The difficulty of balancing motherhood with work responsibilities isn't always easy. Just to take one example, with recent research showing the benefits of breastfeeding infants, many mothers want to continue that practice beyond maternity leave. Unfortunately for many of them, this can be a challenge.
The Wall Street Journal reports that a public school teacher from Colorado was fired for insisting on her right to pump breast milk at work. She has filed a suit against the district alleging discrimination.
The teacher reportedly works at a charter school in Jefferson County, Colorado, and alleges in her complaint with the Equal Employment Opportunity Commission that the school failed to renew her contract this year because of conflicts over her breast pumping schedule. That despite the fact that she had received consistent workplace reviews over a number of years.
According to her complaint, her pumping schedule caused her to miss class for around 20 minutes several times per week. During that time students were asked to do supervised deskwork. The situation reportedly sparked some controversy among the faculty.
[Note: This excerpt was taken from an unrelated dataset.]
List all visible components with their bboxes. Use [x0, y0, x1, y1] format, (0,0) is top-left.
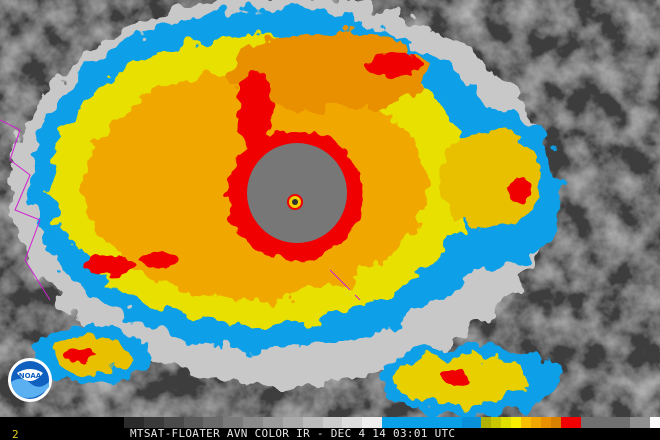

According to the school district, the woman's firing doesn't have anything to do with her breast pumping.
Under federal law, employers are required to provide reasonable break time for an employee to express breast milk for one year after a child's birth. Under Colorado law, employers must attempt to provide a room or other location besides a toilet stall, in which en employee is able to express breast milk privately.
There are many challenges to being a working mother. Struggling to find time and space to provide their newborn with optimal nutrition shouldn't be one of them.